La decisione del gip di Milano Fabrizio D’Arcangelo, che ha accolto l’istanza con la quale il commissario dell’Ilva Piero Gnudi lo scorso 11 settembre chiese lo sblocco delle risorse sequestrate in via preventiva al gruppo Riva nel maggio 2013 dalla magistratura milanese per trasferirle nelle casse dell’Ilva, pari ad 1,2 miliardi, apre nuovi scenari nell’intricata vicenda del siderurgico tarantino. Il sequestro era stato disposto dallo stesso gip su richiesta dei pm Clerici e Civardi: nell’ordinanza di sequestro si leggeva che i fondi «costituiscono il provento dei delitti di appropriazione indebita continuata e aggravata» da parte degli indagati «ai danni della Fire Finanziara spa (oggi Riva Fire), di truffa aggravata, infedeltà patrimoniale e false comunicazioni sociali, oltre che di dichiarazione fraudolenta mediante altri artifici e di trasferimento fraudolento di valori».

La richiesta di Gnudi si è resa possibile in quanto il 21 agosto è entrata in vigore la legge «Terra dei Fuochi», con la norma che prevede la possibilità di utilizzare i fondi sequestrati in procedimenti diversi da quello per reati ambientali, per il risanamento degli impianti dell’Ilva. Il tutto può avvenire a fronte della richiesta del commissario: la legge impone al giudice di trasferire all’impresa le somme sottoposte a sequestro, entro il 31 dicembre 2014. Per questo il gip di Milano ha respinto l’opposizione avanzata dai legali di Adriano Riva di presunta incostituzionalità della legge «Terra dei Fuochi», sostenendo che sussistono «tutti i presupposti per procedere al trasferimento previsto dalla norma»: i fondi potranno essere utilizzati per il risanamento ambientale dell’Ilva. Il gip ha disposto che i beni sequestrati siano convertiti in azioni «a titolo di futuro aumento di capitale» dell’Ilva, spiegando che «le azioni di nuova emissione dovranno essere intestate al Fondo unico giustizia e, per esso, al gestore ex legge Equitalia Giustizia spa».

La decisione del gip di Milano è stata accolta con entusiasmo sia da Gnudi che da governo e sindacati. Fino a ieri proprio la mancanza di risorse era alla base del mancato avvio dei lavori previsti dall’Aia del 2011 riesaminata nel 2012 e rivista nei tempi di attuazione dal Piano ambientale approvato in aprile dal governo.
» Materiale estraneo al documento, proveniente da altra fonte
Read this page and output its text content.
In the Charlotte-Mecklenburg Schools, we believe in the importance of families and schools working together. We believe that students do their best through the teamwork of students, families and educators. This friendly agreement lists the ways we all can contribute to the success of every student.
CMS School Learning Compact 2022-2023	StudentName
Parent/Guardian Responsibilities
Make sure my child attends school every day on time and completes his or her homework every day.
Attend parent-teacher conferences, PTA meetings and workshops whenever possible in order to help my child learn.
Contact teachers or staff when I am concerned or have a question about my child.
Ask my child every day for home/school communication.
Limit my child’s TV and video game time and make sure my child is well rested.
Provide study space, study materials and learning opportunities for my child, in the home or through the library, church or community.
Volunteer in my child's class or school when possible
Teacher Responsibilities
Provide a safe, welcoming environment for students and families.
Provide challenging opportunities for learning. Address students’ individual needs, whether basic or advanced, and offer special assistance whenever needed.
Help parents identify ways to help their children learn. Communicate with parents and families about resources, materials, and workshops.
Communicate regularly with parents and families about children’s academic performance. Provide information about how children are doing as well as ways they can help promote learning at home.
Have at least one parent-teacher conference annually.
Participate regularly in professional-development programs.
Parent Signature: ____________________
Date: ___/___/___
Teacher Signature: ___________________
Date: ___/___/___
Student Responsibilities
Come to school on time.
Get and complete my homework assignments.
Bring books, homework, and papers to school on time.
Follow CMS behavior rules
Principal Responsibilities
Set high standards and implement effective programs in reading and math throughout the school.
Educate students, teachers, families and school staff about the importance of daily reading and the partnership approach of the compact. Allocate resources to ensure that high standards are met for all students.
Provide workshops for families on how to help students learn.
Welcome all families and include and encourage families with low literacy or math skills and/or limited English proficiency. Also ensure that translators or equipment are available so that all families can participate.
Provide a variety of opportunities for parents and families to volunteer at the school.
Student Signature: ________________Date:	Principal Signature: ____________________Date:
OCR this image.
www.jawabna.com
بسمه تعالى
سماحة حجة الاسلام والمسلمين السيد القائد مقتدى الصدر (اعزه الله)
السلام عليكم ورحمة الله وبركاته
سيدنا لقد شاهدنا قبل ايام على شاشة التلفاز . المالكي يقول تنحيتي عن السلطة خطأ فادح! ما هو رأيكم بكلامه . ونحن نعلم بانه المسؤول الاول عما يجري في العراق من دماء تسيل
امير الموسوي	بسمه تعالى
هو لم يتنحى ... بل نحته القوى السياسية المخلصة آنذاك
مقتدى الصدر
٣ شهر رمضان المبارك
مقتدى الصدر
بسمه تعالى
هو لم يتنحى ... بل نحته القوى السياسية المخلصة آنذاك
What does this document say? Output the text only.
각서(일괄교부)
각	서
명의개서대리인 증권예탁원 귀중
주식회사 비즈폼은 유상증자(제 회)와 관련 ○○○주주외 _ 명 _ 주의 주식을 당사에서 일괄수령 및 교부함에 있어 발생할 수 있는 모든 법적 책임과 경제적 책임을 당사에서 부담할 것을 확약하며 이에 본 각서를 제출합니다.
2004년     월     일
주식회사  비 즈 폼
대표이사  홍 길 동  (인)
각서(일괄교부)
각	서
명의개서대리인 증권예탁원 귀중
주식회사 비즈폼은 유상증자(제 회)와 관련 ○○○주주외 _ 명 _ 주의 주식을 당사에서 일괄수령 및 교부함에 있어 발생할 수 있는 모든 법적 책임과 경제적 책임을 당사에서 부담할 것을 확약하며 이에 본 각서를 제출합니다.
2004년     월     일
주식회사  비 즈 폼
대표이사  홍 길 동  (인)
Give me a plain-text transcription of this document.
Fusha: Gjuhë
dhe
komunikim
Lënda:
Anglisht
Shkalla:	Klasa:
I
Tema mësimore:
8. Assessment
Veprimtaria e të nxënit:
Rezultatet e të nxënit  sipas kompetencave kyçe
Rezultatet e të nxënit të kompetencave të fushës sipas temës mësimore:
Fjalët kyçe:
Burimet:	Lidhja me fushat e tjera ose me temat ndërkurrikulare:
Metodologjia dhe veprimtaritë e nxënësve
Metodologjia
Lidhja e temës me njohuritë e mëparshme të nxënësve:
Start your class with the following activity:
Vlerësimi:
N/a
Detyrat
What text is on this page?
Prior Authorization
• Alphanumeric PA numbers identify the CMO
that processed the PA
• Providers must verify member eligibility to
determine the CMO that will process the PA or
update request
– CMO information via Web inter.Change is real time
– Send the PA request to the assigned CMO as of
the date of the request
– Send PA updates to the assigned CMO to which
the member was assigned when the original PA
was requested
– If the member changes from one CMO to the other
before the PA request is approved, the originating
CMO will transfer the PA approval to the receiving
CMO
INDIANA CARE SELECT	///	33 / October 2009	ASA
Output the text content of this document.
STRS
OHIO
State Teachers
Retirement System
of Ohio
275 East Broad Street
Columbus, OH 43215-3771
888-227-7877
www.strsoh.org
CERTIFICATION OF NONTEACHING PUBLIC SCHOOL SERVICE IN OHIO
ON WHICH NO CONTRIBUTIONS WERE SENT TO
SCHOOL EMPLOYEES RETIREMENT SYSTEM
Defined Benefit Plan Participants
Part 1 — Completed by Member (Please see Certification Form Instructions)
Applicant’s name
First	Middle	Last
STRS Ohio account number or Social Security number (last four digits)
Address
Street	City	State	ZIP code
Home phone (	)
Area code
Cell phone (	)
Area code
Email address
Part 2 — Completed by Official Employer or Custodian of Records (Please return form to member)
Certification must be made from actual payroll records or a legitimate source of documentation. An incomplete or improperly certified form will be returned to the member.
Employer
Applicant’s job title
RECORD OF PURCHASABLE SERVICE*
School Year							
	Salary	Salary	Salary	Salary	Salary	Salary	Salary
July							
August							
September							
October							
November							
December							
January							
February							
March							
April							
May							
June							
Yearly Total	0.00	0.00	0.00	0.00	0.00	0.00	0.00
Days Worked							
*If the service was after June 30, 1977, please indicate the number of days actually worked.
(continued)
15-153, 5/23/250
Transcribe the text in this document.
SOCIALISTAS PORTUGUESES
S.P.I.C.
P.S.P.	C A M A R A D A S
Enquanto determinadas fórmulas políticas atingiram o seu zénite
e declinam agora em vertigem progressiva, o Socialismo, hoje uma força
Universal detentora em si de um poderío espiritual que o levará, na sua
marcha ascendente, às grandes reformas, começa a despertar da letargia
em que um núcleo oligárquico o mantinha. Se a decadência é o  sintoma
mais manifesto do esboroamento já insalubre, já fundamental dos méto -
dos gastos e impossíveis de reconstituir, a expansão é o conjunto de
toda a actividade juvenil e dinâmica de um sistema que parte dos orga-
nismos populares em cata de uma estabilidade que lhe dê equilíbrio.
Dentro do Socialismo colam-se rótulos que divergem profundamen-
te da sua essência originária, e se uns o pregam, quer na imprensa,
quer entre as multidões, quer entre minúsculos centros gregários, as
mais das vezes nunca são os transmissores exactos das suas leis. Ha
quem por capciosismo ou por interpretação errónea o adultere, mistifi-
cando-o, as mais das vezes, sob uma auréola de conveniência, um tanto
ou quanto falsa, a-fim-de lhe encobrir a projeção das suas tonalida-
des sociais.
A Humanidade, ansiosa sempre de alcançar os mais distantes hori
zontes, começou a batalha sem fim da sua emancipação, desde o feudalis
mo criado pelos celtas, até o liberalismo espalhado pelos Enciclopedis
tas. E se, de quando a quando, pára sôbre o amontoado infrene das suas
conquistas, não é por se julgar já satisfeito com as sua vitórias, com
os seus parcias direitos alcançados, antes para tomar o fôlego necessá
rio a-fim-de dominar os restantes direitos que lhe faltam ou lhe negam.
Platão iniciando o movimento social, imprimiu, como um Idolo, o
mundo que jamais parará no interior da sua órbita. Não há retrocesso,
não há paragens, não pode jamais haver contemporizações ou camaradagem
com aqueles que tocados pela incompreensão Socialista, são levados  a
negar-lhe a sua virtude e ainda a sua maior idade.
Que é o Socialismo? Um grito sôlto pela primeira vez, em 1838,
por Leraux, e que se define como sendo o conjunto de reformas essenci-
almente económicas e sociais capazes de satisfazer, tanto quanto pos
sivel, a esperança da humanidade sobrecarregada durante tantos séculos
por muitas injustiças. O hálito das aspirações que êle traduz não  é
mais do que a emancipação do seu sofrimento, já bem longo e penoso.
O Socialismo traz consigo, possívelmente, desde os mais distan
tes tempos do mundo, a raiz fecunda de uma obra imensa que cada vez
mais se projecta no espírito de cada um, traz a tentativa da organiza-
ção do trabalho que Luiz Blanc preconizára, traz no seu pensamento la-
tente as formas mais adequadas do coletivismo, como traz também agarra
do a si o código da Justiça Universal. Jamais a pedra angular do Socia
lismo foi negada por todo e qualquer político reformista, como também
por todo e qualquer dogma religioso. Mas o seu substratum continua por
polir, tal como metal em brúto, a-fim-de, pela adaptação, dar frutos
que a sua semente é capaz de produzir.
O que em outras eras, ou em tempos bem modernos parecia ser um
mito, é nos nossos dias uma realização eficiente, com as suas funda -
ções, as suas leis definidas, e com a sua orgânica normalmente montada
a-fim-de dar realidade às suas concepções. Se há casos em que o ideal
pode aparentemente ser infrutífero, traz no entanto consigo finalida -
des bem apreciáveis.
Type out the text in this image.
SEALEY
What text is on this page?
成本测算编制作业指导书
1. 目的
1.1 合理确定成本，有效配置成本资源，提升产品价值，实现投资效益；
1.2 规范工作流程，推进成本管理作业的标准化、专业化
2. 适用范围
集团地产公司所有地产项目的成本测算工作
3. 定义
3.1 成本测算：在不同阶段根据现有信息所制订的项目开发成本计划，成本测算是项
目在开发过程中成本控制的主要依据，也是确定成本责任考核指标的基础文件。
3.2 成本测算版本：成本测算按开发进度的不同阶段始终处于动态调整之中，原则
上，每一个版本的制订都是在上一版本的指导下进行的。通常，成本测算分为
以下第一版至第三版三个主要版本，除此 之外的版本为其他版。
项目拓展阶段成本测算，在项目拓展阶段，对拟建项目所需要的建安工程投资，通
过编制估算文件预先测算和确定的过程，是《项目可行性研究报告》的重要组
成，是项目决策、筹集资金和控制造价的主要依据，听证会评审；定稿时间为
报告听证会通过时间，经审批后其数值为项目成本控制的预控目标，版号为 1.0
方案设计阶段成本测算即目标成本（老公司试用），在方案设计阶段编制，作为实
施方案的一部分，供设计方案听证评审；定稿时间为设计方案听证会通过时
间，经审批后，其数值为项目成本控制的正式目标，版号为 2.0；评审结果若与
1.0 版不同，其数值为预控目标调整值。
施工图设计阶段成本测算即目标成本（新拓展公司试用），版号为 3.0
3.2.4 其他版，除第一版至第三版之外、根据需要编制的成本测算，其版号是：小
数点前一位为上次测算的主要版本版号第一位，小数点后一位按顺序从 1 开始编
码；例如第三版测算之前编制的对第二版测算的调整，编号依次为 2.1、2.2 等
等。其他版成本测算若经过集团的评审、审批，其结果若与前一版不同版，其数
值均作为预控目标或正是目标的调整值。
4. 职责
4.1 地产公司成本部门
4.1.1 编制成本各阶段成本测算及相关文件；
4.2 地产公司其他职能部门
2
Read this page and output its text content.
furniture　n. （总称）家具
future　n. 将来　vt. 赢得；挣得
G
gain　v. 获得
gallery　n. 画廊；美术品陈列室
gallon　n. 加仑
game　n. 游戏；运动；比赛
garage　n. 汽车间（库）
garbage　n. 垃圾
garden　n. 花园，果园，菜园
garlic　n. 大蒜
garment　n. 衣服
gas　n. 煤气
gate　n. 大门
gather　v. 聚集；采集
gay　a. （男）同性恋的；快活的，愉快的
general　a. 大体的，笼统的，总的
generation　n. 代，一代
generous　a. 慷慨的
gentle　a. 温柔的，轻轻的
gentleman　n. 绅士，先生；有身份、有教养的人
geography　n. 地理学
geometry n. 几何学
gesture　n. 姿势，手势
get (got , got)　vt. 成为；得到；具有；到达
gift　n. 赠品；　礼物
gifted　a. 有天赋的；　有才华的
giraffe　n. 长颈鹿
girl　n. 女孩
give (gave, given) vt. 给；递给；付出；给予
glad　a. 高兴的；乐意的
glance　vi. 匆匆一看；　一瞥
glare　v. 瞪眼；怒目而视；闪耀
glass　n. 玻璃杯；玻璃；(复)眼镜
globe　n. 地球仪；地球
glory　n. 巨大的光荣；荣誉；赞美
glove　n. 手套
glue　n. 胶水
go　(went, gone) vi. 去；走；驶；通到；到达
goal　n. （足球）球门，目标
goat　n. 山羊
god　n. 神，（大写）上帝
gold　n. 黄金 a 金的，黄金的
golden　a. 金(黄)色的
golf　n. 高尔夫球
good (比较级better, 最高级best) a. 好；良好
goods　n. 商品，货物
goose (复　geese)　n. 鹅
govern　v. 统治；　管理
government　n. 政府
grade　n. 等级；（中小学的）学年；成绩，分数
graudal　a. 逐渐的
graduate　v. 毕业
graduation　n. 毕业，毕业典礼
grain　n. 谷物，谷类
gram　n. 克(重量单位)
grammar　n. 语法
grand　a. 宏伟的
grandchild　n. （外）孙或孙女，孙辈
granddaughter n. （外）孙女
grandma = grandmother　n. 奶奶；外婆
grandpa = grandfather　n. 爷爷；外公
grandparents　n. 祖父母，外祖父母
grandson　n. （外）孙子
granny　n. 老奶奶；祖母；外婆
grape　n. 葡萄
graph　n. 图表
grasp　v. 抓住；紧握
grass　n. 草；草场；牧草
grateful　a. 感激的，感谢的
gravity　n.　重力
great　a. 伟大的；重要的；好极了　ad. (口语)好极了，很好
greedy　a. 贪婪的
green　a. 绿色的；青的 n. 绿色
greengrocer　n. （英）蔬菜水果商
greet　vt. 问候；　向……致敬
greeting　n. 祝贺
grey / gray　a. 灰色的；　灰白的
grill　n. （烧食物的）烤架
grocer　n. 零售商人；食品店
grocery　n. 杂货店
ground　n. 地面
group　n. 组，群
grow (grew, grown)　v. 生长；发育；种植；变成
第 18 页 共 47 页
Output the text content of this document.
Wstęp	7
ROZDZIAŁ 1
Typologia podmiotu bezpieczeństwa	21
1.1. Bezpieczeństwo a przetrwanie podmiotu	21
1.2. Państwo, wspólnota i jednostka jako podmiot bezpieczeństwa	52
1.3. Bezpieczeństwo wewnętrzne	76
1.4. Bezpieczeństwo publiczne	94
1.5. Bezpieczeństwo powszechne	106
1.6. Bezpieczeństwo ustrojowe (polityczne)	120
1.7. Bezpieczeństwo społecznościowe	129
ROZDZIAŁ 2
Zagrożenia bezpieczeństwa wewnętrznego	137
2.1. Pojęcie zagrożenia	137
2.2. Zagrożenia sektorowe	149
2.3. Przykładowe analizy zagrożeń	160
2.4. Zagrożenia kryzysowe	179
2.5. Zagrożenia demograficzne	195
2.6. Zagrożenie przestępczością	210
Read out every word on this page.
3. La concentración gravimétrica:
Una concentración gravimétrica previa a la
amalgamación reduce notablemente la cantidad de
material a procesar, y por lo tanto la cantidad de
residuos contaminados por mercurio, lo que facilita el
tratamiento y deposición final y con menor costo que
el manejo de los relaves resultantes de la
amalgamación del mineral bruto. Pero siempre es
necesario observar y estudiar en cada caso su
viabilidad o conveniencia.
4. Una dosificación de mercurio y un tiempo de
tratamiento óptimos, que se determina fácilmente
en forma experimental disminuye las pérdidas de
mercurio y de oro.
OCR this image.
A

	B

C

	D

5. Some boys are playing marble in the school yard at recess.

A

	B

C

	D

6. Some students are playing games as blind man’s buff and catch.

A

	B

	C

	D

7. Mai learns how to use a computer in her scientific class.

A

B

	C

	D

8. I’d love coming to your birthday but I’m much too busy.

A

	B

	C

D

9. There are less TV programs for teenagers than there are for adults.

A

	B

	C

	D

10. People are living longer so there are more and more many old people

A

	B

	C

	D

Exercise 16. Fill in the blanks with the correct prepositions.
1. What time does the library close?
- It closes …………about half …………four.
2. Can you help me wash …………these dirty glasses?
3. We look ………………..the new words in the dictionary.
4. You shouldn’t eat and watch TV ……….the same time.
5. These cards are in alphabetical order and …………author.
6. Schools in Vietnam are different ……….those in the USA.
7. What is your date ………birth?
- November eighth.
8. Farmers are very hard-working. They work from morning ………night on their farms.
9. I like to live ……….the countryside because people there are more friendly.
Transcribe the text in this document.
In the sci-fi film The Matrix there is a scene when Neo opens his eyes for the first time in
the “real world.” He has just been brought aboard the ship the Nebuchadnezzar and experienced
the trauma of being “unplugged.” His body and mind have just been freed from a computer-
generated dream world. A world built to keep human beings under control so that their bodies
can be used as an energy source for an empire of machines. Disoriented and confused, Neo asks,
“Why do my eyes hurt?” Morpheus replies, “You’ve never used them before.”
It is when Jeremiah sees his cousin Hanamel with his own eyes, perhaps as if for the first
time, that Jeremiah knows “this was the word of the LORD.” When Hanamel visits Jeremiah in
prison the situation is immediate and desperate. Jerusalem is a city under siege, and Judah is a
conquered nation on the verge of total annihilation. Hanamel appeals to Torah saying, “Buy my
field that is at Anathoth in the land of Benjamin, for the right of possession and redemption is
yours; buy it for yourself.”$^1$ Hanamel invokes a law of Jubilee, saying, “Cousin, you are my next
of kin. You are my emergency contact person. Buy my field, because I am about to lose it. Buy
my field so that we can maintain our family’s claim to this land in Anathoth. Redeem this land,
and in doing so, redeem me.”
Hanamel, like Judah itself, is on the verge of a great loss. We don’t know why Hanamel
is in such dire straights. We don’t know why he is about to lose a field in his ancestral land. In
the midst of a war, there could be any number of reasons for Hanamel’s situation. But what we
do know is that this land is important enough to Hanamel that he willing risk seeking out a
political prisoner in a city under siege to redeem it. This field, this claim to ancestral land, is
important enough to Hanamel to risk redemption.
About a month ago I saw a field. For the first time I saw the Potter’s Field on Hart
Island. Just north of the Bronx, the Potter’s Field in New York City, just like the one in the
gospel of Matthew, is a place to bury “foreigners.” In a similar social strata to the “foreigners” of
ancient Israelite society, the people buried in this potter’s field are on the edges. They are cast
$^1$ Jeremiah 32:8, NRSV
E l’ingente somma prevista per i lavori è stata sino ad oggi uno dei maggiori ostacoli nella trattativa con i possibili nuovi proprietari dell’Ilva (con in pole i gruppi ArcelorMittal e Marcegaglia), con i quali Gnudi è in trattativa da mesi.
In tanti però dimenticano una serie di circostanze che potrebbero mandare all’aria i piani di Gnudi e del Governo. In primis, il quasi certo ricorso dei legali di Adriano Riva nei confronti della decisione del gip, che potrebbe congelare la situazione a lungo. Entrare in possesso dei fondi sequestrati, poi, è tutt’altro che agevole: non a caso ieri a Roma Gnudi ha incontrato il ministro dell’Ambiente Galletti, mentre gli avvocati Ilva hanno contattato gli uffici del gip D’Arcangelo. Il «malloppo» si trova nelle casse delle banche svizzere Ubs e Aletti (gruppo Banco Popolare) ed è intestato ad otto trust domiciliati sull’isola di Jersey, paradiso fiscale sotto la sovranità della corona inglese. Le risorse liquide ammonterebbero a non più di 800 milioni. Non sarà un’operazione semplice ottenere quelle risorse per poi farle confluire nel Fondo gestito da Equitalia. Infine, lo Stato con questa operazione interviene nella gestione di un’azienda privata anche se commissariata, ledendo il principio europeo della concorrenza leale. E non risarcisce Taranto e i tarantini dei danni e del dolore protratto in decenni di inquinamento.